Manon pense que l’adage grec « connais toi toi-même » est très vrai. Comprendre ce qu’il se passe dans notre tête et dans notre corps, cela nous permet d’être en accord avec soi-même et de se faire confiance, afin de s’épanouir dans sa vie personnelle, professionnelle, et dans ses relations avec les autres. Apprendre à se connaître, elle le fait à travers l’écriture créative (poèmes et nouvelles) depuis 2007, et depuis 2016 par la danse, grâce à laquelle elle se reconnecte à son corps.

Manon

 

Danser – les danses blues et fusion en particulier – lui permet de développer la conscience du corps et des mouvements, mais aussi d’élargir la palette des sensations, émotions et sensualités, et de leur apporter différentes nuances et couleurs. Elle apprécie particulièrement les danses où le lien à la musique, premier, est celui qui relie les danseuses et danseurs sur la scène – et où se crée alors un ensemble d’indivitualités en harmonie.

Après de longues années de violoncelle, elle décide en 2016 de faire une pause instrumentale afin de se consacrer à un autre rêve d’enfant : danser. Elle commence par la salsa – qui lui offre énergie et amusement, puis le tango – pour la connexion entre les partenaires, et le boogie – c’est comme dans les comédies musicales ! Enfin, pendant l’été 2017, elle découvre sur youtube des vidéos de danses blues, qui la séduisent par leur musicalité et expressivité. En stage de recherche universitaire à Utrecht (Pays-Bas) pendant un semestre, elle y suit des cours hebdomadaires de blues, et c’est un coup de cœur absolu. Elle se met alors à poursuivre les workshops à travers l’Europe (et bientôt les USA) pour se former auprès de différent-e-s professeur-e-s. En parallèle, elle se met également à pratiquer la danse fusion, la house, le hip-hop funk, et un peu de danses africaines.

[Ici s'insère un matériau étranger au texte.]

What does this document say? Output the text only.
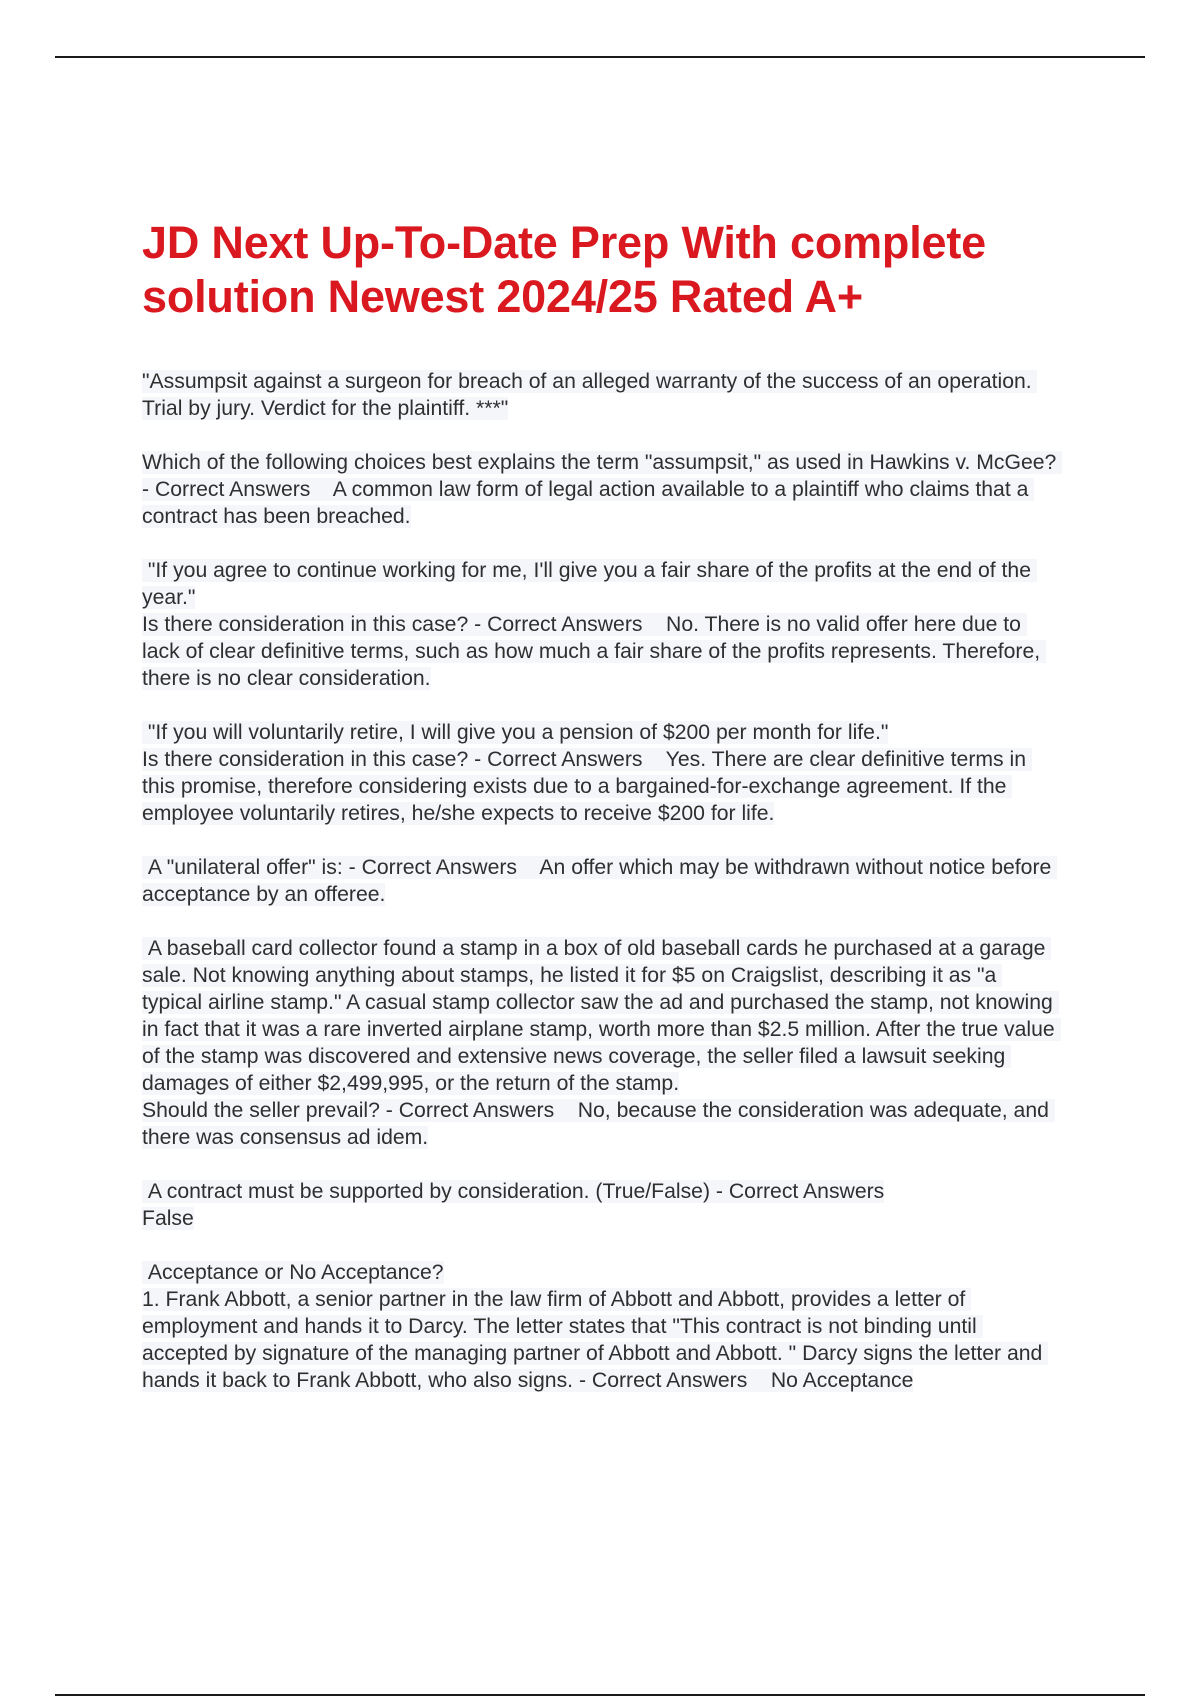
JD Next Up-To-Date Prep With complete solution Newest 2024/25 Rated A+

"Assumpsit against a surgeon for breach of an alleged warranty of the success of an operation. Trial by jury. Verdict for the plaintiff. ***"

Which of the following choices best explains the term "assumpsit," as used in Hawkins v. McGee? - Correct Answers A common law form of legal action available to a plaintiff who claims that a contract has been breached.

"If you agree to continue working for me, I'll give you a fair share of the profits at the end of the year."
Is there consideration in this case? - Correct Answers No. There is no valid offer here due to lack of clear definitive terms, such as how much a fair share of the profits represents. Therefore, there is no clear consideration.

"If you will voluntarily retire, I will give you a pension of $200 per month for life."
Is there consideration in this case? - Correct Answers Yes. There are clear definitive terms in this promise, therefore considering exists due to a bargained-for-exchange agreement. If the employee voluntarily retires, he/she expects to receive $200 for life.

A "unilateral offer" is: - Correct Answers An offer which may be withdrawn without notice before acceptance by an offeree.

A baseball card collector found a stamp in a box of old baseball cards he purchased at a garage sale. Not knowing anything about stamps, he listed it for $5 on Craigslist, describing it as "a typical airline stamp." A casual stamp collector saw the ad and purchased the stamp, not knowing in fact that it was a rare inverted airplane stamp, worth more than $2.5 million. After the true value of the stamp was discovered and extensive news coverage, the seller filed a lawsuit seeking damages of either $2,499,995, or the return of the stamp.
Should the seller prevail? - Correct Answers No, because the consideration was adequate, and there was consensus ad idem.

A contract must be supported by consideration. (True/False) - Correct Answers
False

Acceptance or No Acceptance?
1. Frank Abbott, a senior partner in the law firm of Abbott and Abbott, provides a letter of employment and hands it to Darcy. The letter states that "This contract is not binding until accepted by signature of the managing partner of Abbott and Abbott. " Darcy signs the letter and hands it back to Frank Abbott, who also signs. - Correct Answers No Acceptance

Aujourd’hui, elle souhaite de tout cœur partager avec les habitant-e-s de Neuchâtel son enthousiasme pour les danses blues. Il lui tient à cœur de développer une scène de danse où règne l’amusement, le respect, la qualité de mouvements, et l’expressivité.

En parallèle, elle accomplit des études en sciences humaines. Pour son mémoire de master, elle s’intéresse aux effets de la lecture de romans sur la perception de soi-même et des autres. Elle pratique toujours l’écriture créative, à titre personnel et avec le collectif AJAR. Va-t-elle se lancer dans un doctorat ? (réponse d’ici juin 2019).